A couple beefy cops lifted the Eye-talian up and dragged him out, bleeding, head lolling, and then Cope and Marsh edged back up to the stage and they recommenced.
Each remarked “My learned colleague ...” before lacing into the other, and even them words dripped with loathing. These two flat hated each other.
Looked to be an interesting summer, I thought.
It got fairly boring listening to them two argue about something was hard for me to understand, so I let my eyes wander.
I was about half-dozing, really, standing there, and it took a moment for me to recognize the feller way off to my left, I suspect because he warn’t hiding his braids. It was Blue Fox, all nicely trucked out, with a soft black hat on his head. He wore a herring-bone tweed suit and had his long hands atop a gold-headed walking stick.
Digby followed my gaze.
I started toward Blue Fox, with about half a mind to just up and shoot the bastard right there and say I was a man-hunter and where the hell was my reward. Seemed a good enough idea.
I edged a little and tried to keep out of sight and I wasn’t no more than twenty feet from him, a hand on one of my pistols, when he turned and went right through some red-velvet curtains led someplace. It took me some time to go after him and I
found some stairs going up and down, and since the street was lower, I went down and out a side door. It had been snowing and I could see the tracks of a man and, betting it was him, I trotted along looking up now and again to the street. It was busy with traffic but no one on foot, and it had started to snow so bad you could see maybe a hundred feet.
I saw him, over past the cabs and carriages rumbling along.
I dodged through and saw him again, slipping into an alleyway between a couple tall buildings, and when I got to it I looked around careful, but there was no one there, and going down it I found it went off at a right angle and come out on another street.
New York had a sort of express cab that run on wooden rails, and when I got out to the main way one was coming toward me at a good clip. It passed and was maybe eighty feet away when I spotted Blue Fox clinging to the back.

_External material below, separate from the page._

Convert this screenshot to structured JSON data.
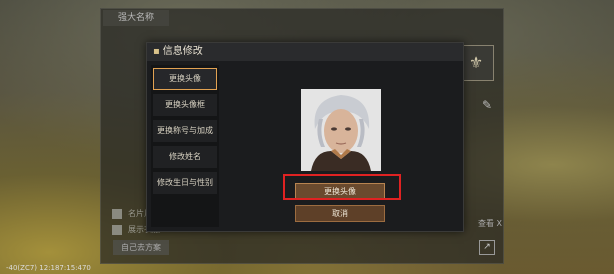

He held on with one hand and waved the other and the snow swallowed him up, the cab was the fastest thing around and there was no way I could catch him.
So I went back to the hall, to find the lecture over and the journalists shouting questions.
Digby and Alys was in the foyer and we went right out to our hansom. I was wet through from the heavy snow.
Alys shrugged and so did Digby. She must have told him who Blue Fox was.
When we got back to the hotel I sent a note to the Pinkerton office, saying the man who had killed William Drouillette had been at the lecture.
But Blue Fox was gone, for sure, and nothing come of that.
19
I FINALLY GOT ENOUGH of the East and so I put my hoof down and told Alys she could kill me she wanted to but I was damn well going home. To such as it was.
Digby was sailing to England for some business and we saw him off, and he promised to look us up in Wyoming come the summer.
I expected some bloodbath, but Alys said, fine, let’s just go and so we packed up—me leaving all the expensive duds she’d bought me in Digby’s house.
“You looked so handsome in them,” she says, pouting.